Tuesday, April 17, 2007

Bounty Of North Biscayne Bay

This scan of a photocopy of some little color prints looks like crap, no doubt! I have another hat that I wear at times. In addition to being a photographer I'm Captain Al Kaplan, a fishing guide in north Biscayne Bay here in Miami. I belong to The South Florida Fishing Club and one afternoon the phone rang. A panic stricken voice said "Tonight's speaker just cancelled! Can you be the speaker at the club meeting tonight?" "Sure" I replied. "No Problem. See you a bit before seven."

I pulled a bunch of photos from the album and rushed over to the Chamber of Commerce office to use their copier. I made about fifty copies to hand out just in case, even though an average meeting attracts perhaps 25 or 30 people. That's why I still have a few copies a dozen years later.
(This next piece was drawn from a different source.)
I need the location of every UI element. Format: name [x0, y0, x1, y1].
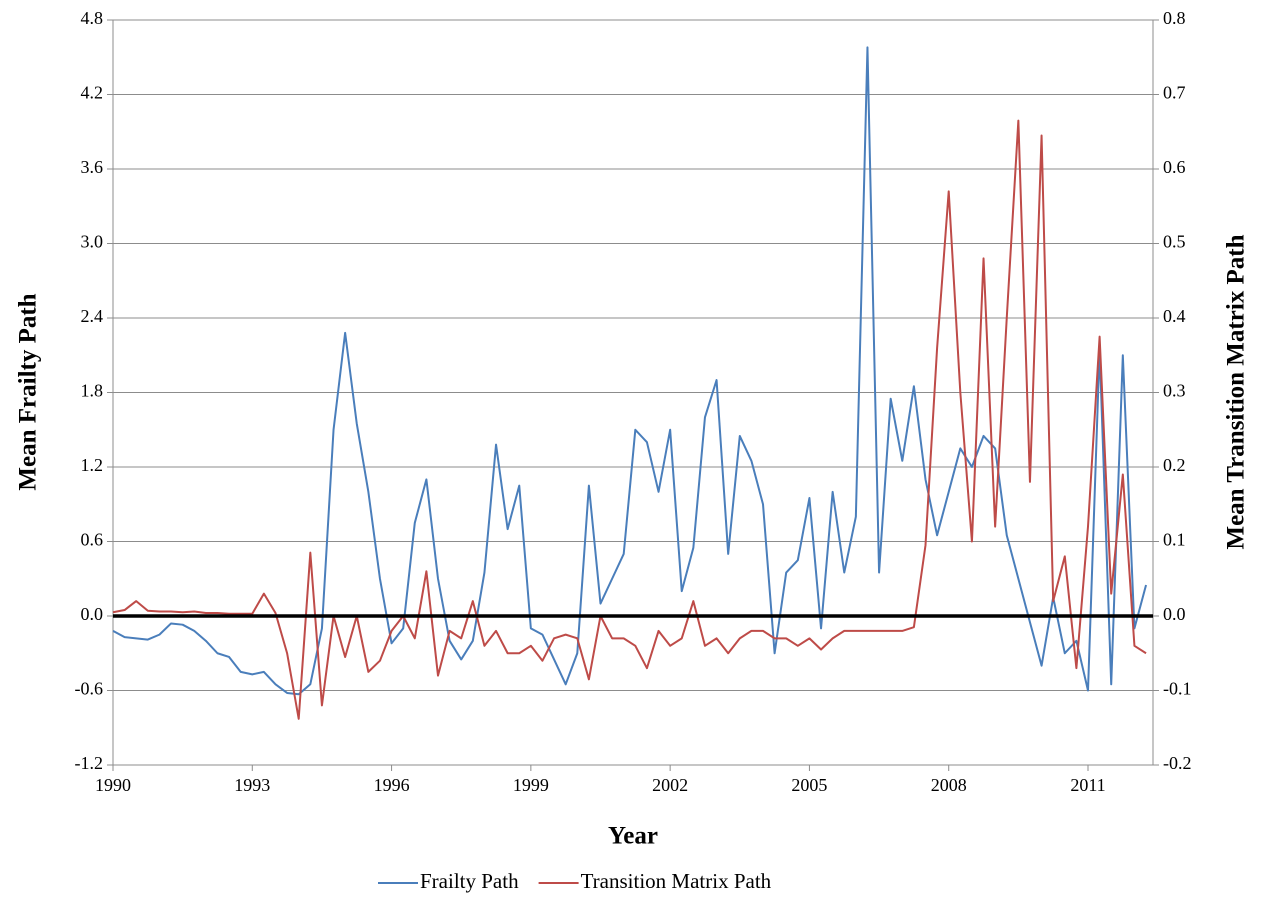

The lady in the left two pictures, Vivette Thomas, was the love of my life for many years. Both she and her younger son Craig loved fishing as much as I did. That's me in the upper right. The rest are of Craig. What I wanted to show was that there was some quality fishing in the shadow of those urban skyscrapers and the palatial waterfront homes. All of these specimens would be considered decent size, or even large for their species, and the two left hand pictures of Craig show him holding a black grouper (top) and a king mackerel (bottom). Neither one is commonly thought of as an inshore fish. They're mostly caught on the reefs off shore in the ocean. Vivette's spotted sea trout (lower left) and mangrove snapper (upper left) are the biggest I've seen, and the lookdown Craig is proudly displaying on the extreme right is about as big as they get.

I talked about where to look for fish, what techniques work best, and which lure to use under various conditions. I never fish with bait. The right lure correctly used seems to out fish bait every time.

Best of all, I never had to say "Look at the camera and smile". Those smiles were real.